There’s another big issue with this in general, and that’s an EU issue: There is no way to set up an EU-wide charitable cause entity. So you’d have to run 27 entities to get tax deductability (is this a word?) in the entire EU.
While it’s sad to read this, it’s absolutely understandable that they took this step. The implications … yeah, yet another Mozilla or Wikipedia foundation with questionable priorities decoupled from the actual project.

But please bash the German government and only then the EU ;-)

@cweickhmann It’s both. The EU could have stepped in at a moment’s notice and ensured that Mastodon was well funded and didn’t need to look elsewhere.

@cweickhmann Yes, sadly, you’re right. It’s how it should work.

@aral No, tbh, that’s not how that should work imho either.
They way it should work is for now adding FOSS to the list of charitable causes unter §52 Abgabenordnung. Then work toward a European charitable entity (we already have the SE), say a Fundatio Europaea or (FE). The only reason we don’t have this yet, is because it was not pushed as much as the corporate SE. Once that’s there, all EU member states can extend their regulations on tax reductions for charitable causes to include FEs; and the EU could, where it’s actually collecting taxes (which are very few occasions), do so as well.

@aral @cweickhmann why?

I like Mastodon but I don't see a circumstance in which the EU should be doing special things for it - it's not that important.

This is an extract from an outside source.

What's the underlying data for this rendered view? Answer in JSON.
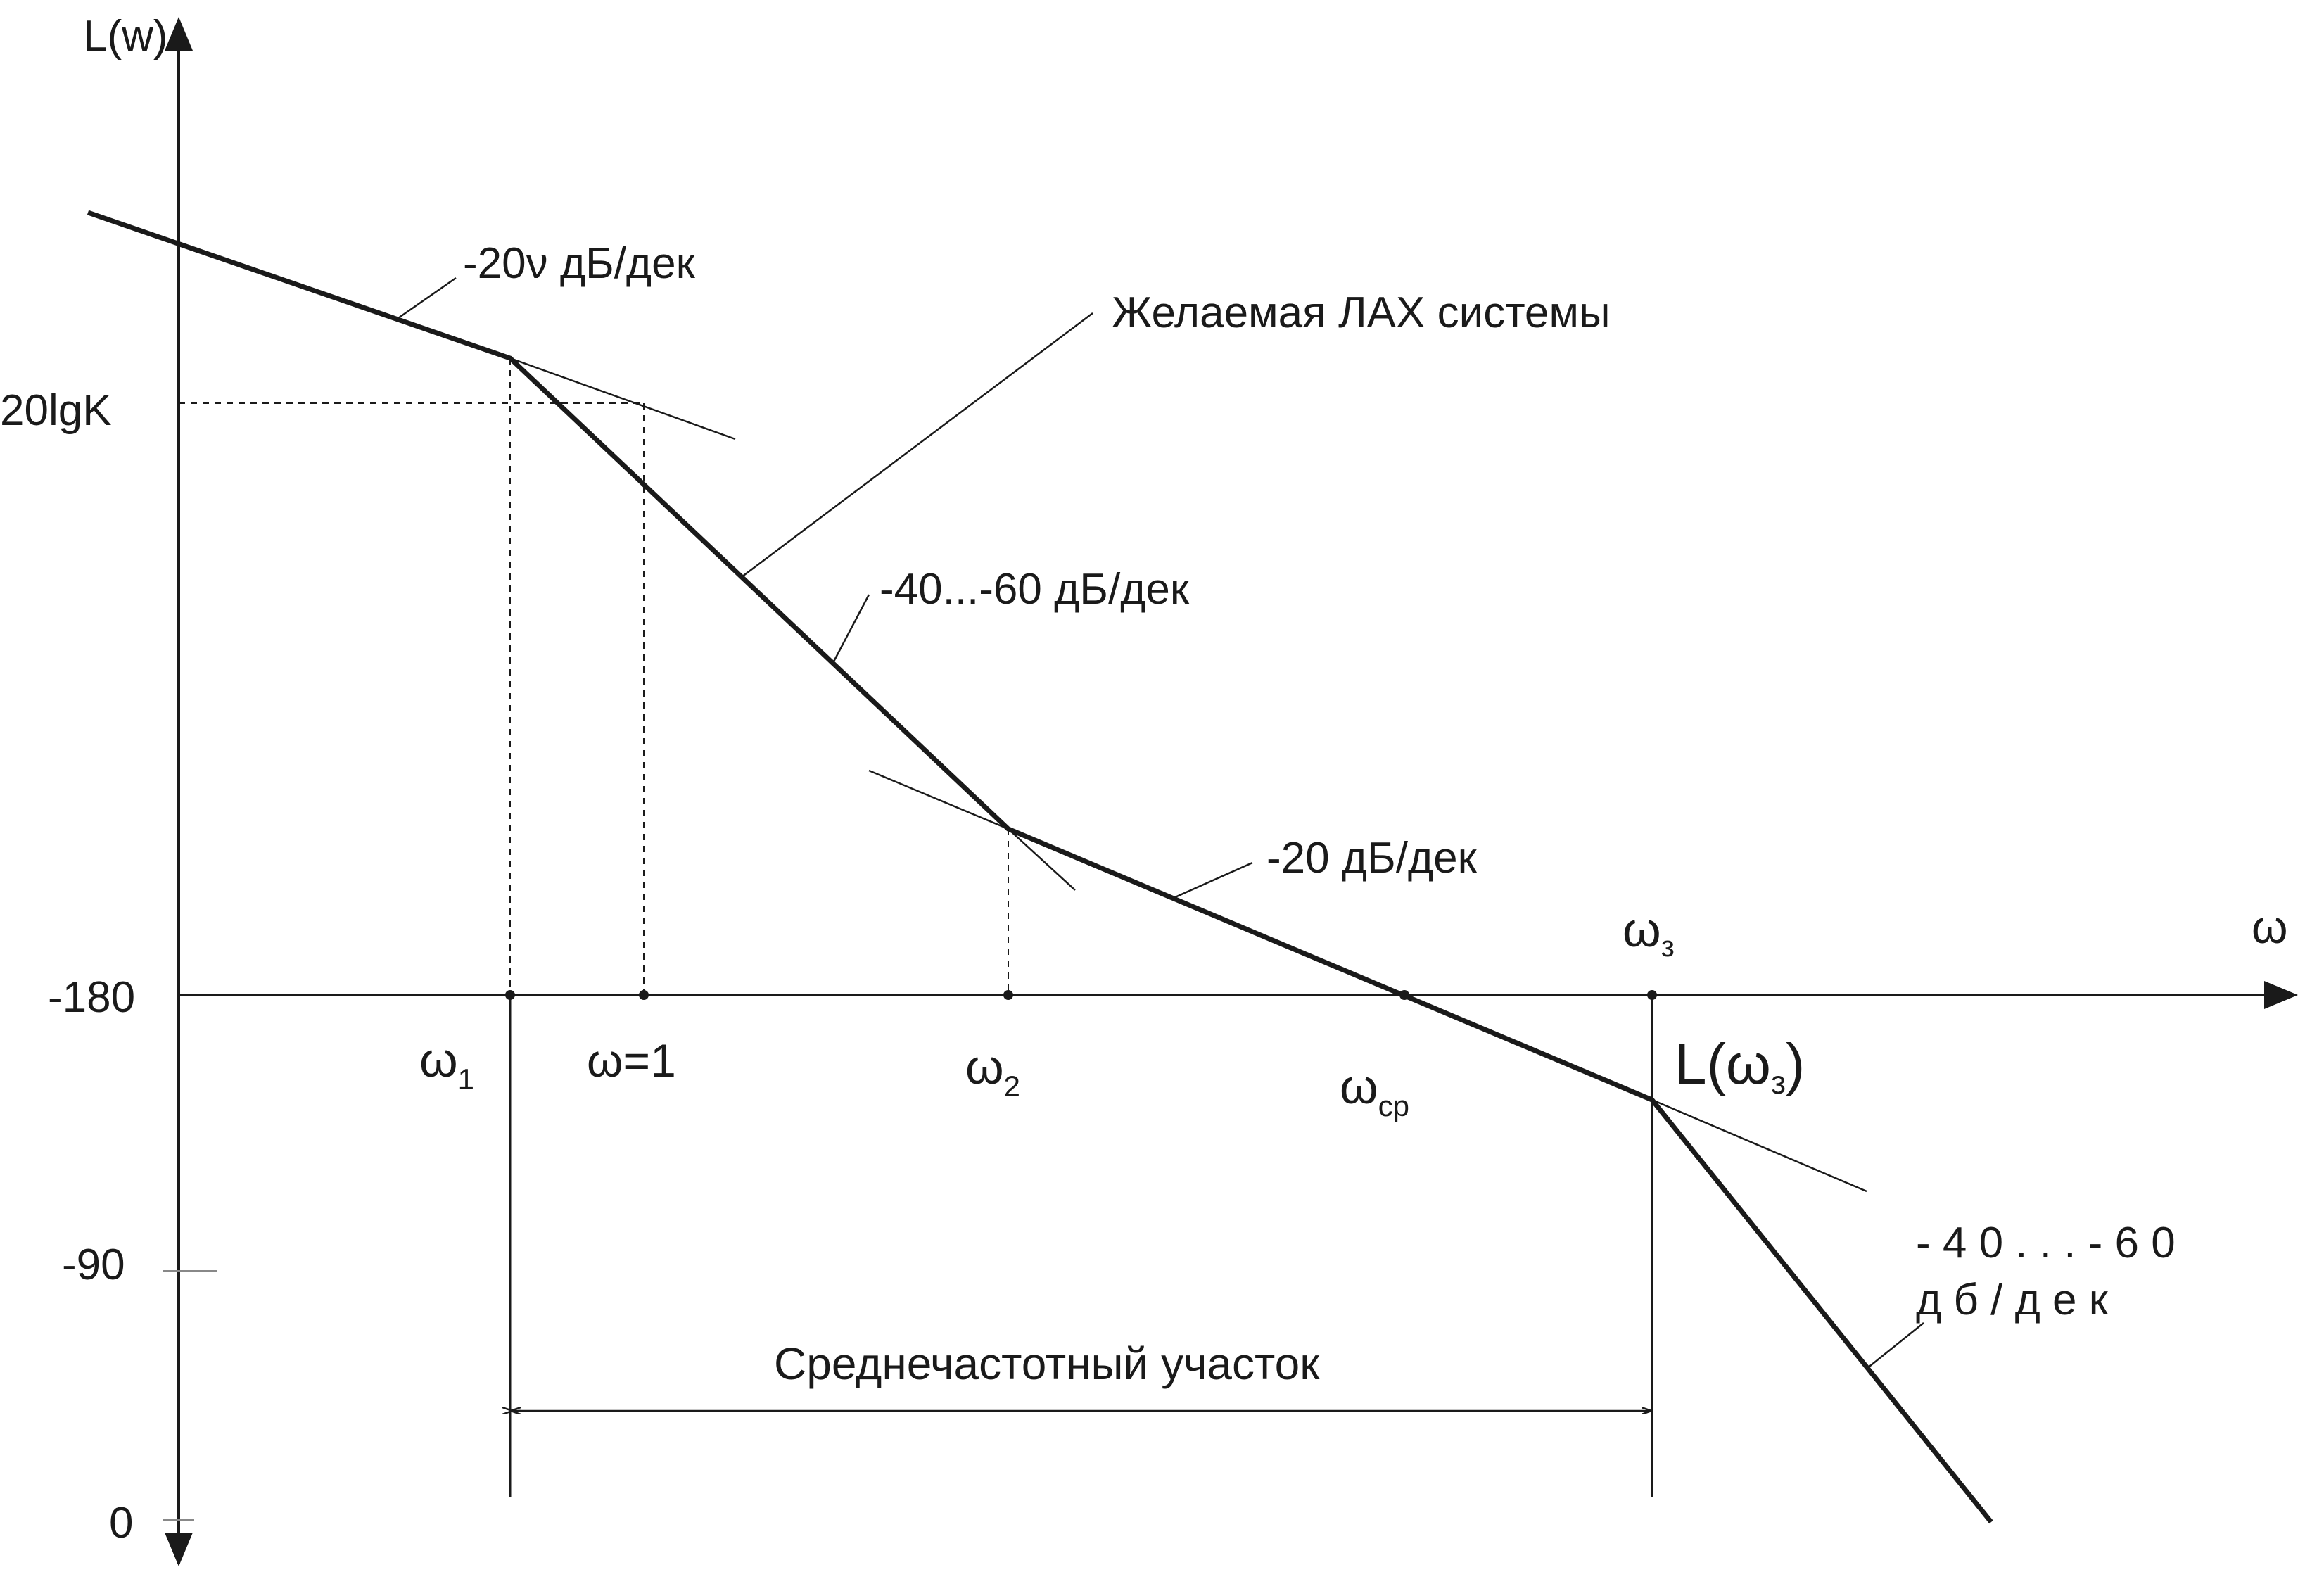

And I care less about what Mastodon GmbH or it's sister companies do every month.

@davey_cakes It is in fact already a gGmbH (not a typo). So some level of charitable cause must apply. §52 refers mostly to tax deductible donations; that’s probably why they did the 503(c)(3) in the US: You can deduct your donation as a donor. In Germany (and probably lots of the EU) you cannot as of now.

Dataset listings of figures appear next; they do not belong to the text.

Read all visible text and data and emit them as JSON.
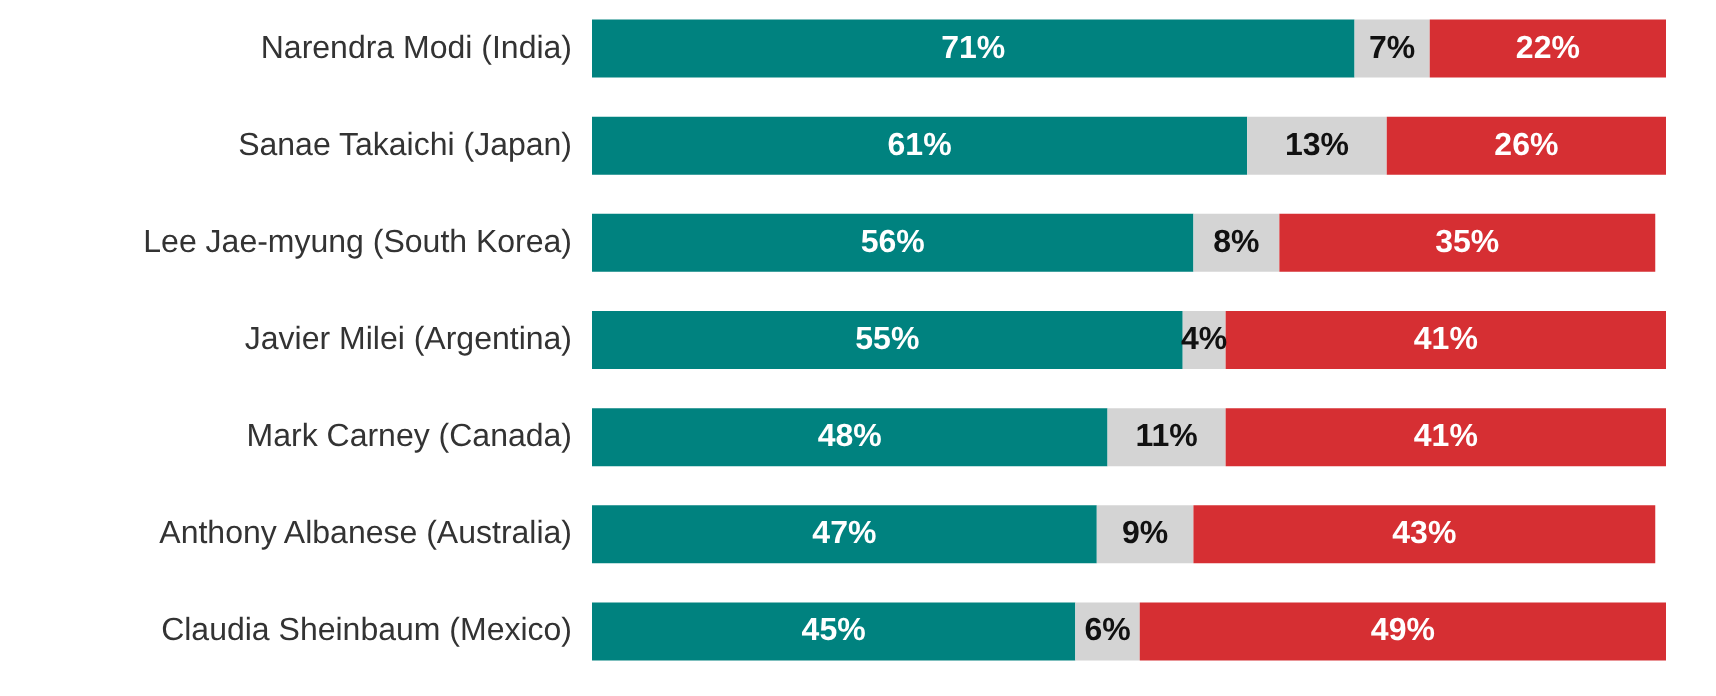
{
  "chart_data": {
    "type": "bar",
    "orientation": "horizontal",
    "stacked": true,
    "categories": [
      "Narendra Modi (India)",
      "Sanae Takaichi (Japan)",
      "Lee Jae-myung (South Korea)",
      "Javier Milei (Argentina)",
      "Mark Carney (Canada)",
      "Anthony Albanese (Australia)",
      "Claudia Sheinbaum (Mexico)"
    ],
    "series": [
      {
        "color": "#00827f",
        "values": [
          71,
          61,
          56,
          55,
          48,
          47,
          45
        ],
        "value_labels": [
          "71%",
          "61%",
          "56%",
          "55%",
          "48%",
          "47%",
          "45%"
        ]
      },
      {
        "color": "#d4d4d4",
        "values": [
          7,
          13,
          8,
          4,
          11,
          9,
          6
        ],
        "value_labels": [
          "7%",
          "13%",
          "8%",
          "4%",
          "11%",
          "9%",
          "6%"
        ]
      },
      {
        "color": "#d62f33",
        "values": [
          22,
          26,
          35,
          41,
          41,
          43,
          49
        ],
        "value_labels": [
          "22%",
          "26%",
          "35%",
          "41%",
          "41%",
          "43%",
          "49%"
        ]
      }
    ]
  }
}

Long story short: There is already a framework for this, it just needs to be adjusted to allow for FOSS to be a charitable cause; ideally EU wide, because despite its members’ habits, it’s not a Kleingartenverein. @aral

@davey_cakes @cweickhmann Yeah, CERN thought the same thing about the World Wide Web.

@aral In particular, imho Mastodon gGmbH should - together with other FOSS vendors and civil society entities - lobby to change §52 AO [1, 2] to include developing FOSS.
It already lists for example:

  • art and culture
  • life saving
  • internationalism, of tolerance in all areas of culture and of the concept of international understanding
  • consumer counselling and consumer protection
    and, my favourite:
  • “sport (chess shall be considered to be a sport)” (this is not a joke: “Schach gilt als Sport”)

They are all each by themselves pretty arbitrary, and one can easily see how Mastodon touches a lot of them but doesn’t really match.

That’s also probably why it was first granted (one interpretation by the office) and then rejected (another, narrower interpretation).

[1] §52 AO english inofficial translation: gesetze-im-internet.de/englisc
[2] §52 Abgabenordnung, official, German: gesetze-im-internet.de/ao_1977

@aral Ffs, “traditional customs including regional carnival” explicitly counts as charitable cause.